'(The Blog) With No Name', perhaps best described as a stream of notes and thoughts - 'remembered, recovered and (sometimes) invented'.

Wednesday, June 15, 2005

A Pebble Story

At school we had to study as a lesson titled 'The pebble has a story to tell' - an extract from 'Letters to my Daughter' by Jawaharlal Nehru. At the end of the lesson one had to answer questions like: "How did Nehru contribute to Indira's education, even when he was imprisoned by the British?". The answer that ought to be given was like "by writing detailed letters on various interesting and important topics from jail to his daughter".

Even for a primary school-er, our first PM's 'pebble letter' had little to offer by way of solid new info - as far as I can remember, it just talked about how a stone broke from a mountain, rolled downhill and then down a river and how it got polished by all the collisions it went thru over a very very long time and became round, smooth and shiny. The narrative can probably be better viewed as a fine parable on how life experiences can turn a person into a (rounded) personality; maybe that was Nehru's intent as well(*).

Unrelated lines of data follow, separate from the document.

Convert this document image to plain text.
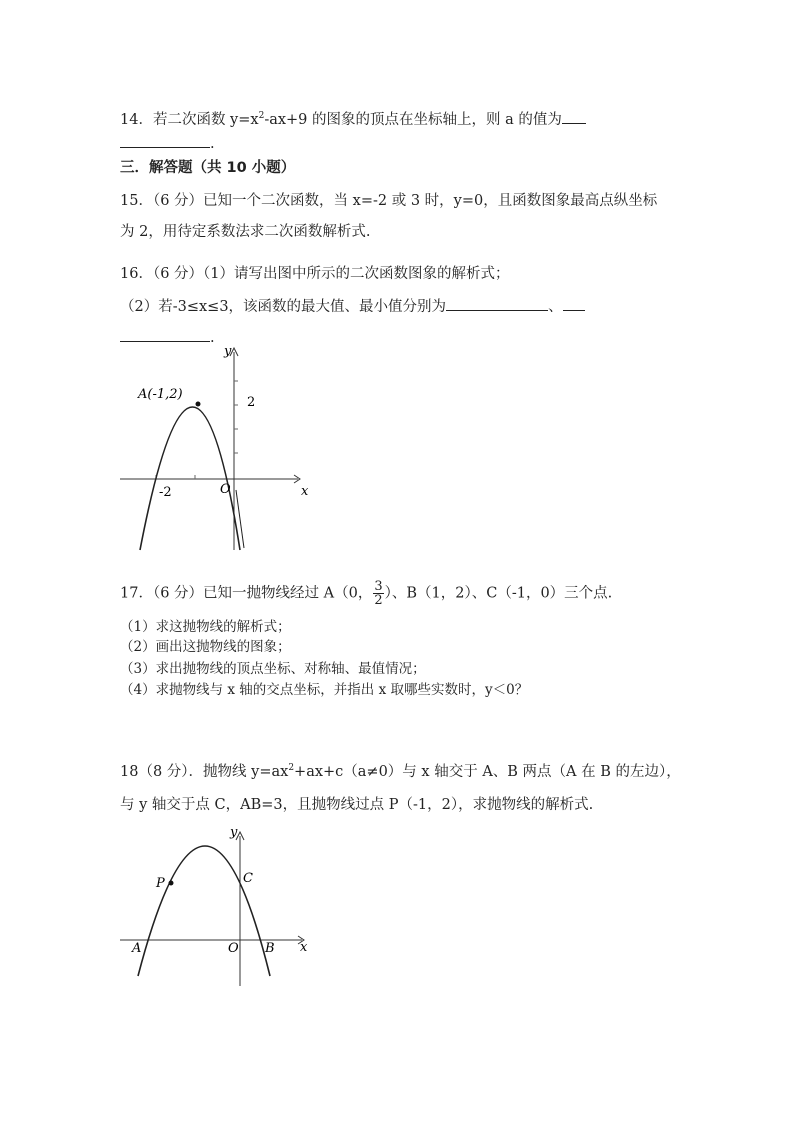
14．若二次函数 $y=x^2-ax+9$ 的图象的顶点在坐标轴上，则 a 的值为
.
三．解答题（共 10 小题）
15．（6 分）已知一个二次函数，当 x=-2 或 3 时，y=0，且函数图象最高点纵坐标
为 2，用待定系数法求二次函数解析式.
16．（6 分）（1）请写出图中所示的二次函数图象的解析式；
（2）若-3≤x≤3，该函数的最大值、最小值分别为	、
.
A(-1,2)
y
x
O
2
-2
17．（6 分）已知一抛物线经过 A（0， $\frac{3}{2}$ ）、B（1，2）、C（-1，0）三个点.
（1）求这抛物线的解析式；
（2）画出这抛物线的图象；
（3）求出抛物线的顶点坐标、对称轴、最值情况；
（4）求抛物线与 x 轴的交点坐标，并指出 x 取哪些实数时，y＜0？
18（8 分）．抛物线 $y=ax^2+ax+c(a\ne 0)$与 x 轴交于 A、B 两点（A 在 B 的左边），
与 y 轴交于点 C，AB=3，且抛物线过点 P（-1，2），求抛物线的解析式.
y
x
O
P	C
A	B
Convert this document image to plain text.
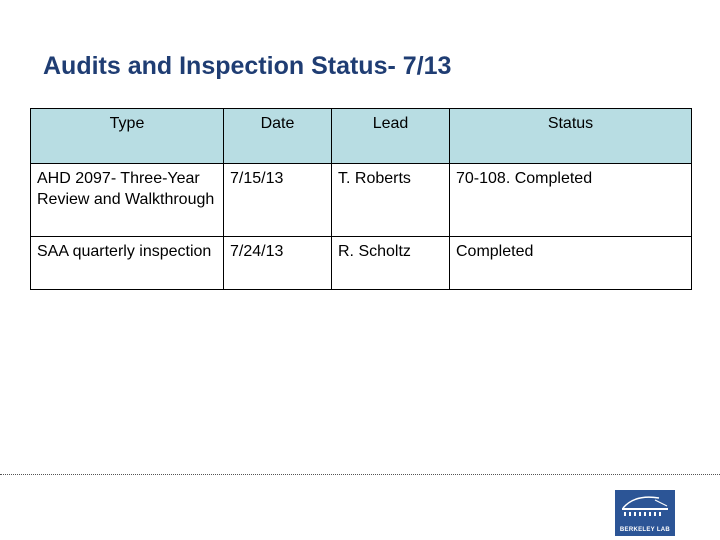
Audits and Inspection Status- 7/13
Type	Date	Lead	Status
AHD 2097- Three-Year Review and Walkthrough	7/15/13	T. Roberts	70-108. Completed
SAA quarterly inspection	7/24/13	R. Scholtz	Completed
BERKELEY LAB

Anyways, after all these years, I just got to read the following in Hilbert's "Geometry and the Imagination" (written with S.Cohn-Vossen). After describing an 'Ellipsoid', the Master says: "The ellipsoidal shape can often be recognizsed in stones exposed to ocean waves. A stone of any shape becomes increasingly similar to an ellipsoid as the water wears away at it. The mathematical study of this phenomenon involves problems of the theory of probability(!)" and THAT is one hell of a twist to the story! One also wonders about the TYPES of rock which can give those shining white pebbles (granite probably can't; At least I dont know).
(*)Note: As to Nehru's 'real' intent behind writing those letters, I have read somewhere the following (jealously?) cynical story: the letters were never actually sent to Indira but carefully stashed away by the author himself to be published in neat volumes at the end of each jail term he went through. They were thus - allegedly - part of an elaborate image building activity undertaken by a scholar-polititian who saw himself as the 'philosopher prince' of India.